Il est hors de doute que ces Tazièhs doivent contribuer puissamment à entretenir le peuple dans son zèle religieux; pourtant des Persans m'ont assuré que beaucoup de Mollahs étaient contraires à cet usage, alléguant que faire ainsi monter leurs Imâms sur des scènes théâtrales, c'est profaner leur sainteté.-Peut-être les Mollahs, sous cette susceptibilité spécieuse, cachent-ils la jalousie qu'ils éprouvent de voir que ces tragédies font plus d'impression que leurs plus beaux sermons. Il est certain que des faits représentés avec cette action énergique, et surtout avec l'exaltation toujours croissante des acteurs, sont plus propres à frapper l'esprit de la multitude que les discours les plus habilement préparés.

Parmi les Persans que j'eus l'occasion de connaître à Téhéran, Mirza Salèh est un des plus intéressants. Il était alors secrétaire et Vekil du ministre de la guerre qui avait accompagné le Châh à Ispahan. Mirza Salèh était allé en France, et il se souvenait encore de notre langue. Je lui dus quelques renseignements instructifs sur l'état de la Perse et sur les circonstances qui avaient déterminé le roi à faire le voyage d'Ispahan. Il me dit que les Mollahs étaient tout puissants; que, le premier ministre Hadji-Mirza-Hagassi étant lui-même un prêtre, tous les autres en avaient acquis un

pouvoir sans exemple avant le règne de Mehemet-Châh. Depuis la régénération de la Perse par le schisme des Sophis, le clergé s'était nécessairement créé une influence très-prépondérante. Il s'était acquis ainsi de grandes richesses. Chaque mosquée avait des revenus considérables, et les Mollahs, qui en disposaient, avaient entre les mains des moyens d'action puissants. Tous les souverains avaient plus ou moins toléré cet état de choses, et quelquefois ils avaient, à leur profit, tiré parti de l'influence des prêtres. Nadir-Châh arriva; d'abord défenseur de son roi, et surtout de l'indépendance de son pays, puis conquérant et usurpateur, ce despote eut de grands besoins d'argent. Ses troupes, nombreuses et exigeantes, voulaient de l'or: il leur en donna; mais ce fut aux dépens du clergé qu'il dépouilla et appauvrit, en ruinant du même coup son crédit et son pouvoir. Depuis cette époque, les Mollahs avaient cherché à reconquérir leur puissance, et leurs efforts avaient toujours tendu vers ce but. Il semblait qu'ils considérassent le nouveau règne comme l'ère du rétablissement de leur autorité. A vrai dire, ils ne trouvaient que trop d'encouragement dans la faiblesse du gouvernement de Mehemet-Châh et le laisser-faire de son premier ministre.

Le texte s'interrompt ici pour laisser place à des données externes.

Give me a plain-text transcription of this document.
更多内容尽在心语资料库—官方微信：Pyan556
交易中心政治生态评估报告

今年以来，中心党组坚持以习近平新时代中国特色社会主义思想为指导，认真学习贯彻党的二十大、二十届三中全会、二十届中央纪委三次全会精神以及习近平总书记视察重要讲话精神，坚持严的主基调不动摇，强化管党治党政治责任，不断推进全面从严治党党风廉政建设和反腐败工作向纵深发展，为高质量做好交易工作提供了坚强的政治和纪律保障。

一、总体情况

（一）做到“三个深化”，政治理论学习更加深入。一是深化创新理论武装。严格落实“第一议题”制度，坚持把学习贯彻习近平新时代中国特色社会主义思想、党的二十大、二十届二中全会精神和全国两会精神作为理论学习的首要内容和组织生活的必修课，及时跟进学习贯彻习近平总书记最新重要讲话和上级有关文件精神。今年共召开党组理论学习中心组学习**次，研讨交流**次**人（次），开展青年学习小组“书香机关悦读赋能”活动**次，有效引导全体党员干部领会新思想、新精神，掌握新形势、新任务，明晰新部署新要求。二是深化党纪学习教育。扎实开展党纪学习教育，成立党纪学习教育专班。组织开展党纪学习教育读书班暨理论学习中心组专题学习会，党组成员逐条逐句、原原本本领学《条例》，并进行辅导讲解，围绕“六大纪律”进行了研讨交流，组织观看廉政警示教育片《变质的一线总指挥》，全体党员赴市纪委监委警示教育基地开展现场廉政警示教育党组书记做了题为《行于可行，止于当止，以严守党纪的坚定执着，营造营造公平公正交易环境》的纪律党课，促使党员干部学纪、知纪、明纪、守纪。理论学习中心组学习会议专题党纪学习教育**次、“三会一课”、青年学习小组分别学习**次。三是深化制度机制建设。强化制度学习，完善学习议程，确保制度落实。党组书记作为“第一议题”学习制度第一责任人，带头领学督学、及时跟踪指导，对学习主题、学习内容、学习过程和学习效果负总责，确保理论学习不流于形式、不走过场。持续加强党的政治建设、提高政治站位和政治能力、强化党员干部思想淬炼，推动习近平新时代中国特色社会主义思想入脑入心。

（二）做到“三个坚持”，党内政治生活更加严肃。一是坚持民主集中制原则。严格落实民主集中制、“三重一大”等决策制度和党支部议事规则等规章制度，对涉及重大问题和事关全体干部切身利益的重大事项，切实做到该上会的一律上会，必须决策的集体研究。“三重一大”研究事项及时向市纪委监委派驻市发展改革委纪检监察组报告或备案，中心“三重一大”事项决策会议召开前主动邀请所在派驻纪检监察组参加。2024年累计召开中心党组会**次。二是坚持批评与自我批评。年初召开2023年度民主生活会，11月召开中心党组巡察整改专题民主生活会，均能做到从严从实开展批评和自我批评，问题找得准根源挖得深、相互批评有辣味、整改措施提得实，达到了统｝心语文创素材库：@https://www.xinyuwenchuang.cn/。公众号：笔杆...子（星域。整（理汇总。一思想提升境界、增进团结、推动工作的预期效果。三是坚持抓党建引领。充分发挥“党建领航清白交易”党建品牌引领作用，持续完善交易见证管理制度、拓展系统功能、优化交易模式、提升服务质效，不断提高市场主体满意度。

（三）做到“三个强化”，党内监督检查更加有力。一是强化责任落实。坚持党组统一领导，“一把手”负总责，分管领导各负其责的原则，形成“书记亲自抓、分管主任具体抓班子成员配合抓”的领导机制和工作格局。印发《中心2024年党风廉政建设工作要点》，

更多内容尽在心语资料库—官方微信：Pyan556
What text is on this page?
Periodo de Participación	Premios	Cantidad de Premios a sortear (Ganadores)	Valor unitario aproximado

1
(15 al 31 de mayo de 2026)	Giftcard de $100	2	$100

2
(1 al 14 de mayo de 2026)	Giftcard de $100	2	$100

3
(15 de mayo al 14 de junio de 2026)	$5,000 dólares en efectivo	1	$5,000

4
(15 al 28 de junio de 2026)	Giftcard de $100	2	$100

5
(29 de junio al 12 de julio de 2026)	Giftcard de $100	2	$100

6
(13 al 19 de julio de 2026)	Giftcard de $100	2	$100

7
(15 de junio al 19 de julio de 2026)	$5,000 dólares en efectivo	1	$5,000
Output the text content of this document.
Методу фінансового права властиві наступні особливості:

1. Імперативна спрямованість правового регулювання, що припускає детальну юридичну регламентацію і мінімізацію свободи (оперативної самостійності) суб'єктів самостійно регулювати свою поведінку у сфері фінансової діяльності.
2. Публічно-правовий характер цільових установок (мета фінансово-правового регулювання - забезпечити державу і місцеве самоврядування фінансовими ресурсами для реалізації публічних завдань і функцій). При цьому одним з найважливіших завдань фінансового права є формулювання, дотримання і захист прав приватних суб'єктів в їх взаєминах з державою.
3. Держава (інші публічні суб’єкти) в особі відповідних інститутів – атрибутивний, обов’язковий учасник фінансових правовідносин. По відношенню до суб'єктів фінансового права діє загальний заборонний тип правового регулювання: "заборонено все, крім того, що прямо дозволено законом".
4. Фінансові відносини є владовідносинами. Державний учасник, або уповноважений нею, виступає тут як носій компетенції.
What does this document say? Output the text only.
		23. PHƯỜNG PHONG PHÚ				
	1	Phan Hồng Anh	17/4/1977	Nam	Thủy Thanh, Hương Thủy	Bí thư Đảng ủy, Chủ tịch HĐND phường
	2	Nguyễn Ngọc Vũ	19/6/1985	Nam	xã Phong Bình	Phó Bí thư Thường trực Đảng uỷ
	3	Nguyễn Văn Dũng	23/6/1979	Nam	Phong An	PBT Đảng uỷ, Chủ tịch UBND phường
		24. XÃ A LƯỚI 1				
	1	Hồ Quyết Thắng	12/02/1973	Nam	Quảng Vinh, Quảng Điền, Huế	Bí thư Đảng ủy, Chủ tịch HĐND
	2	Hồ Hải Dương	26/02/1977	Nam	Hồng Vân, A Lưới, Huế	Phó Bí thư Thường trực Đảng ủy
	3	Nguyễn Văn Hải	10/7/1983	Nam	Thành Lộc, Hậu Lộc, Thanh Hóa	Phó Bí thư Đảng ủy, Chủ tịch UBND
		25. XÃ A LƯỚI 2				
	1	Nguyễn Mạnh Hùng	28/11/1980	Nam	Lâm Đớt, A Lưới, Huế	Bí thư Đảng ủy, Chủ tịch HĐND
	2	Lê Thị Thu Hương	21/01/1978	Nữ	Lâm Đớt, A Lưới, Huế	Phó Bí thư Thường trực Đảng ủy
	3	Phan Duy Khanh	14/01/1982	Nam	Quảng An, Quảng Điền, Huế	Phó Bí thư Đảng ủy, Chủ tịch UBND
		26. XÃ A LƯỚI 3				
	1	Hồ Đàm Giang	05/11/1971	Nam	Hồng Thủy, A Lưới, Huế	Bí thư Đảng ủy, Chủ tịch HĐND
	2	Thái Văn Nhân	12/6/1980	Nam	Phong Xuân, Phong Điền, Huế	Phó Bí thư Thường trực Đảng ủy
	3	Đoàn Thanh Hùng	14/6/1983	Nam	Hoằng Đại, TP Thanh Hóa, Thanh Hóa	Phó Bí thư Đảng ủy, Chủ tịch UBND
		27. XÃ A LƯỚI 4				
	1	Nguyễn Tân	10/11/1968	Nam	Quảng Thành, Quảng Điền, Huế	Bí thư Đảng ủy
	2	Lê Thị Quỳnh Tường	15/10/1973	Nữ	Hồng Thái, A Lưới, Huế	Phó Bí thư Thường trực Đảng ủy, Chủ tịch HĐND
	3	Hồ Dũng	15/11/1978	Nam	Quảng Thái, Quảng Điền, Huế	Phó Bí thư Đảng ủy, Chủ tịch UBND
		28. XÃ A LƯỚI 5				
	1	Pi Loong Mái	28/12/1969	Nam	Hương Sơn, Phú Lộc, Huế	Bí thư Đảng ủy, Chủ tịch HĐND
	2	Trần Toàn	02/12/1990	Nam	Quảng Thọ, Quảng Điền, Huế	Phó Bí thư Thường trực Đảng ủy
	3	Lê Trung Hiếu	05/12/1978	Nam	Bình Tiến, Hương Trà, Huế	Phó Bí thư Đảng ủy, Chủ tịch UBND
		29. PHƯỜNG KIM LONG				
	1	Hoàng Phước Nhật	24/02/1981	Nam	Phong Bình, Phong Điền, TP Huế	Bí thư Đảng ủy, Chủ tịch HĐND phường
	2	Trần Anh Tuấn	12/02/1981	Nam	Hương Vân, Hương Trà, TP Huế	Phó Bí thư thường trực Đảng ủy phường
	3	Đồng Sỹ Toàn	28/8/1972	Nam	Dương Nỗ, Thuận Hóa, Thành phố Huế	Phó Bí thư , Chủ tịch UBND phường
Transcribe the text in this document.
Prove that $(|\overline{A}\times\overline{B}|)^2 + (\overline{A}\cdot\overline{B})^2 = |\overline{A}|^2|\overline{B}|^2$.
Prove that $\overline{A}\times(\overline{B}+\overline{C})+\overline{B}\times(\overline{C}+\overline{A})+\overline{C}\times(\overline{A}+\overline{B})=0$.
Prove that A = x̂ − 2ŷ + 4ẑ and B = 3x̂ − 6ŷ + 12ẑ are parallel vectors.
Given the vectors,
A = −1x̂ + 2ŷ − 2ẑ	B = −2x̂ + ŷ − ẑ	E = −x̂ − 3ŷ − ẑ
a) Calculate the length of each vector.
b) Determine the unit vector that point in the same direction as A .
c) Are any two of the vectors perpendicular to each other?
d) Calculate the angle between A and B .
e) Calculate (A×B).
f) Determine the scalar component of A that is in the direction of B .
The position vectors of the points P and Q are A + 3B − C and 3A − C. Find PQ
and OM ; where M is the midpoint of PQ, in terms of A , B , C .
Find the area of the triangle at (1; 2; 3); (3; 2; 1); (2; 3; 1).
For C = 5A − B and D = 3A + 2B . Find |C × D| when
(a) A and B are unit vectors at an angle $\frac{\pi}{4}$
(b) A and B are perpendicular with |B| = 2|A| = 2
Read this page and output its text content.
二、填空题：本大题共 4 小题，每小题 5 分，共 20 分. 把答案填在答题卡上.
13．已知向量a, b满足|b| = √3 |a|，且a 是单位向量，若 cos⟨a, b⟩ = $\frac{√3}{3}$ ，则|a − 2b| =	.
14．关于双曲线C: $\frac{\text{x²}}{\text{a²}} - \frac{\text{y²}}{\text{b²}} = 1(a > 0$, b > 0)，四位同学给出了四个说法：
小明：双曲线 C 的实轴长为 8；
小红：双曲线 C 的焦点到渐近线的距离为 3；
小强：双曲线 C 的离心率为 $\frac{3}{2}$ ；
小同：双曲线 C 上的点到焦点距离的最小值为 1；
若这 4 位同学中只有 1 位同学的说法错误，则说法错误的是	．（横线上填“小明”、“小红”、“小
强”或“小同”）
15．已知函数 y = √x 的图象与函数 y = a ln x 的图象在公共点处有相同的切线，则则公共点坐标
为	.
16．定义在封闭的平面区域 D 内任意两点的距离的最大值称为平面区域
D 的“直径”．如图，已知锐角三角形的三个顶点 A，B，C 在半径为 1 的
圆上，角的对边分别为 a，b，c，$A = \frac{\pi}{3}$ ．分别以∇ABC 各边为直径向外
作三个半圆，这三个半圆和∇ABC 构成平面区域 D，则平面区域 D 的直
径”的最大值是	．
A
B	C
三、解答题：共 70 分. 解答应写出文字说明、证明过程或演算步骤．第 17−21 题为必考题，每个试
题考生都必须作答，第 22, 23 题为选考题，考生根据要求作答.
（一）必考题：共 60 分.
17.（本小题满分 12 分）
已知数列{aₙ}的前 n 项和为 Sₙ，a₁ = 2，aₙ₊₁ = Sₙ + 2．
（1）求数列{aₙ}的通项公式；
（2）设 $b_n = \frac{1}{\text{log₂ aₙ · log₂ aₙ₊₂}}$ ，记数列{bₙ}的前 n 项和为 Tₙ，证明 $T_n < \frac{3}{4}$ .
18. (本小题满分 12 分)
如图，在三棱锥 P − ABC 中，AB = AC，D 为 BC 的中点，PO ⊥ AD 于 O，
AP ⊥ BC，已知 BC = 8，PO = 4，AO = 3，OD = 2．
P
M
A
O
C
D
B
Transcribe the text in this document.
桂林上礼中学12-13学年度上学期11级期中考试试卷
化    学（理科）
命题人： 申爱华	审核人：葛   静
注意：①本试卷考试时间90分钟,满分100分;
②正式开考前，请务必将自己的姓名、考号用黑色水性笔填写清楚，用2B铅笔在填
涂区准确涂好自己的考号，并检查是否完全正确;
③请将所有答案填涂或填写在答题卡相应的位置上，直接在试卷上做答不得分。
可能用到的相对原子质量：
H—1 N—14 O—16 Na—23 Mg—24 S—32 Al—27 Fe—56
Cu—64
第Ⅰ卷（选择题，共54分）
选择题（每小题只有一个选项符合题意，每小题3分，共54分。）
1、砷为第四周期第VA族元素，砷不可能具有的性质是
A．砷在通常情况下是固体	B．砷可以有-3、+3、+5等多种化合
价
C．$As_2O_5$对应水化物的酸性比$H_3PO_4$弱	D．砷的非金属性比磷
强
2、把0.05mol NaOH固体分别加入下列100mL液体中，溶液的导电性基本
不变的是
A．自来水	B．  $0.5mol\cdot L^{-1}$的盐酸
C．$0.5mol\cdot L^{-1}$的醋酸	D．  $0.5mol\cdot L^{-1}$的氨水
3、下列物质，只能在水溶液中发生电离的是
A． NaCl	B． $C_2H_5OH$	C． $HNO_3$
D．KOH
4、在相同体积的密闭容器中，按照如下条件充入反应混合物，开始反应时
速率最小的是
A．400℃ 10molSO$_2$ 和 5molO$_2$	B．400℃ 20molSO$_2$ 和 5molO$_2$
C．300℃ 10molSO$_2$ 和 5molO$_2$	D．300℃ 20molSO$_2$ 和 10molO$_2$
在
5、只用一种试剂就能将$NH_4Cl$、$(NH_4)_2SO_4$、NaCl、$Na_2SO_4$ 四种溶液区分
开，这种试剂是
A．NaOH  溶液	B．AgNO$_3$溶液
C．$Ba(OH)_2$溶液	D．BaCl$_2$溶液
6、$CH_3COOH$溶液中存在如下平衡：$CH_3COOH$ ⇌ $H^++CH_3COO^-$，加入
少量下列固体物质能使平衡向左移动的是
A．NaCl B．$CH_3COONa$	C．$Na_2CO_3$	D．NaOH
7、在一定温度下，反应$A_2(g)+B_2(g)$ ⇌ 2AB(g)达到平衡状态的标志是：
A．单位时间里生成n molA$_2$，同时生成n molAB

Le clergé avait débuté, sur plusieurs points de la Perse, par des exactions sans nombre; restées impunies, le cercle s'en était étendu peu à peu; l'arrogance du langage avait accompagné l'effronterie des actes; et aujourd'hui, levant complétement le masque, il s'arrogeait en toutes choses un arbitraire scandaleux. Mais c'était surtout à Ispahan que cette usurpation, quoique récente, avait pris une extension redoutable même pour l'autorité royale. Le chef de la religion, qui porte le titre de Cheik-el-Islam et de grand

Cheik-el-Islam et de grand Mouchtaïd avait acquis une influence qui, depuis longtemps, portait ombrage au Châh, et commençait à devenir gênante pour le premier ministre lui-même. Les richesses du Mouchtaïd étaient immenses, elles dépassaient, disait-on, celles du souverain. Ce prêtre avait à sa solde des partisans dont le nombre pouvait monter à trente mille, et qui se recrutaient parmi les vauriens, ou les Loutis (24) de la Perse. La ville d'Ispahan était en quelque sorte sous la domination exclusive du Cheik-el-Islam et de ses bandes, qui y commettaient des brigandages et des crimes de toute espèce. C'était pour remédier à cet état de choses que le Châh était parti avec un corps d'armée.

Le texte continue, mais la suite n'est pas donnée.